Origini della questione
La questione ha origine nella politica imperiale britannica. La Gran Bretagna, infatti, per avere il sostegno degli arabi contro la Turchia durante la prima guerra mondiale, aveva prospettato la nascita di uno stato arabo indipendente in Palestina, allora sotto il dominio ottomano. Non volendo inimicarsi le élite ebraiche occidentali simpatizzanti con il sionismo, che aveva fin dal 1882 spinto molti ebrei dell'Europa orientale a emigrare in Palestina, il governo britannico intendeva tenere aperto un focolaio di divisione in vista del proprio dominio sulla regione; perciò, il 2 novembre 1917, con la dichiarazione di Balfour, promise agli ebrei uno stato autonomo, pur con la contraddittoria promessa di non danneggiare le altre comunità già esistenti in Palestina.
Su questa base la Società delle Nazioni conferì all'Inghilterra il mandato su quella regione, che cercò di controllare giocando sulle rivalità et 838b12i niche e religiose suscitate dal continuo afflusso di immigrati ebrei, spinti a lasciare l'Europa dal diffuso antisemitismo e dalle persecuzioni naziste. Quando gli arabi arrivarono a prendere le armi contro gli inglesi (1936-1939), gli ebrei erano ormai 400.000 ed erano decisi a ricorrere anch'essi alle armi per difendere e ampliare i propri insediamenti nella Terra Promessa. La Gran Bretagna reagì con una dura repressione militare e limitando l'afflusso di altri ebrei.

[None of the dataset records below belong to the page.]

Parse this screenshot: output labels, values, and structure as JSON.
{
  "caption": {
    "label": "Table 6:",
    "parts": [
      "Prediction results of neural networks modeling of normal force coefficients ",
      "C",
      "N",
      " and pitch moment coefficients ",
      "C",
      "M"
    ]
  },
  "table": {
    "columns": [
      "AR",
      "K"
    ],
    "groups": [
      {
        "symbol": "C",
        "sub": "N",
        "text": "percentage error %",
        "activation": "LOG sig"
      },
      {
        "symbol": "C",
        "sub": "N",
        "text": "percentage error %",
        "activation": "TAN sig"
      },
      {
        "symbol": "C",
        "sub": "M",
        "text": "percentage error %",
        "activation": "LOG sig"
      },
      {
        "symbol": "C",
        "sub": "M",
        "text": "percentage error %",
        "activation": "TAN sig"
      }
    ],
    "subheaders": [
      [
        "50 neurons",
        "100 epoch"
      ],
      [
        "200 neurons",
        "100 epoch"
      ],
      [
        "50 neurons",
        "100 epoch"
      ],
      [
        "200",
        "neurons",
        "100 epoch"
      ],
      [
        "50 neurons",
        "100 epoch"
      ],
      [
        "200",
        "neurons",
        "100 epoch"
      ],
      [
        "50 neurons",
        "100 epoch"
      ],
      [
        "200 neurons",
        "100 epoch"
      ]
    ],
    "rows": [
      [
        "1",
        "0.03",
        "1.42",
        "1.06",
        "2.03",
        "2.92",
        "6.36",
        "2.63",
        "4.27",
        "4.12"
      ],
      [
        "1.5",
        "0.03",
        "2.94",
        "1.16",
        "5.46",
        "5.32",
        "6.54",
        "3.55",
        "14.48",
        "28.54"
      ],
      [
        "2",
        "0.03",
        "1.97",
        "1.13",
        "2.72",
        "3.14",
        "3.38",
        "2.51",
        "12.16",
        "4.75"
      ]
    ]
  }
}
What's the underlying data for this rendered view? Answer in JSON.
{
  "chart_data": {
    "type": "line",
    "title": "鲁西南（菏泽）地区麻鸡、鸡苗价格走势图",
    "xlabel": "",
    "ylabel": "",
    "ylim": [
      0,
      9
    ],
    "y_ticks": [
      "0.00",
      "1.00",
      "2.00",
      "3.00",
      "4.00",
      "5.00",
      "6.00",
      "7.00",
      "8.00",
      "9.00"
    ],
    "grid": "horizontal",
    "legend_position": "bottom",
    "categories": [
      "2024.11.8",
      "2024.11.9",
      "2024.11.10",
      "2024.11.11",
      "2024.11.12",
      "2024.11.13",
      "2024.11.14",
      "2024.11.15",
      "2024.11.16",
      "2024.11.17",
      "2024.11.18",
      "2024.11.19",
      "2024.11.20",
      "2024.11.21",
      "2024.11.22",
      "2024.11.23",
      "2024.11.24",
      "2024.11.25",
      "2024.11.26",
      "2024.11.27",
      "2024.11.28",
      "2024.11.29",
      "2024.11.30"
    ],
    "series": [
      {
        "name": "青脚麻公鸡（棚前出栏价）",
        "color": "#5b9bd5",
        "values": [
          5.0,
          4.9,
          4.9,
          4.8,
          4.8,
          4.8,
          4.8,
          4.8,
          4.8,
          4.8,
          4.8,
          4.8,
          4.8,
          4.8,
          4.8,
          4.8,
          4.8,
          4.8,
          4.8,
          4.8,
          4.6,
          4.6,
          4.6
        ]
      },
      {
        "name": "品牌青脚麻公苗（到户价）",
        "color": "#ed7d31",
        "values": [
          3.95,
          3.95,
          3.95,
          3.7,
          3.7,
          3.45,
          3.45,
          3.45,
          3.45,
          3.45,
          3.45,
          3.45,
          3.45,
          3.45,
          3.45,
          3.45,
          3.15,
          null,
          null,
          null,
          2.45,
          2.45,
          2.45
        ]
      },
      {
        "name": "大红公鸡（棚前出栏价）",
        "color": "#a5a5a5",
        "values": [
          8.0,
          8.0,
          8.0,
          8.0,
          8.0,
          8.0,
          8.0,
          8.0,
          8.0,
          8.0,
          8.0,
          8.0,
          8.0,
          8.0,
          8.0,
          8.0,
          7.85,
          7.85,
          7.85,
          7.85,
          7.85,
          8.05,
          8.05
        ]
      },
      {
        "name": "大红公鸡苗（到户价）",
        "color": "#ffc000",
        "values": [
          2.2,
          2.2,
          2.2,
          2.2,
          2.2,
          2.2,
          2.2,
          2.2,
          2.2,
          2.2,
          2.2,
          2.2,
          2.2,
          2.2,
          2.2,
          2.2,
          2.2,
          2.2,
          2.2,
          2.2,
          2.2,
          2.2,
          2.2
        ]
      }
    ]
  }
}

All'indomani della seconda guerra mondiale le pretese imperiali britanniche erano molto ridimensionate, mentre cresceva il sentimento nazionalista dei paesi arabi. Nel 1947 la Gran Bretagna sottopose la questione palestinese all'ONU, che l'anno seguente approvò un piano che contemplava la divisione del paese in uno stato ebraico, uno stato arabo-palestinese e una zona, che avrebbe compreso anche Gerusalemme, sottoposta all'amministrazione fiduciaria delle stesse Nazioni Unite. Il progetto fu accettato dagli ebrei, ma venne rifiutato con decisione dagli arabi di Palestina e dei paesi confinanti, che non ammettevano che il problema ebraico, di cui si era così tragicamente macchiata l'Europa, fosse scaricato in un'area ormai da secoli arabizzata.
Lo stato d'Israele e i palestinesi
In seguito al piano ONU, nel maggio del 1948 il mandato britannico in Palestina si estinse e il Consiglio provvisorio ebraico proclamò la nascita dello stato d'Israele, provocando l'immediato intervento armato dei paesi arabi, che vennero sconfitti: Israele si impossessò quindi di alcune zone destinate dall'ONU a far parte dello stato arabo, e in più delle alture del Golan, siriane; l'Egitto occupò la striscia di Gaza e la Cisgiordania fu annessa alla Giordania. Centinaia di migliaia di palestinesi furono costretti a fuggire dal territorio israeliano cercando asilo nei paesi confinanti; molti furono espulsi con la forza, mentre i beni immobiliari dei fuggiaschi furono trasferiti ai coloni ebrei. Lo stato di guerra nella regione rimase permanente, fino a sfociare nell'ambigua seconda guerra arabo-israeliana del 1956, che aggravò la situazione di insicurezza in cui versava la popolazione araba.
In esilio si costituirono diversi gruppi nazionalisti palestinesi disposti a prendere le armi. Nel 1964 vari movimenti di guerriglieri (fedayn) diedero vita all'Organizzazione per la liberazione della Palestina (OLP). Dopo la sconfitta degli arabi nella guerra dei Sei giorni del 1967 (terza guerra arabo-israeliana), all'interno dell'OLP si produsse una svolta che la trasformò in una organizzazione di massa; nel 1968 ne divenne presidente Yasser Arafat. La questione palestinese dopo la guerra si aggravò, perché l'occupazione israeliana della striscia di Gaza, della Cisgiordania e delle alture del Golan moltiplicò il numero dei profughi, che trovarono rifugio soprattutto in Giordania, e accese ancor più focolai di malcontento arabo e di tensione internazionale.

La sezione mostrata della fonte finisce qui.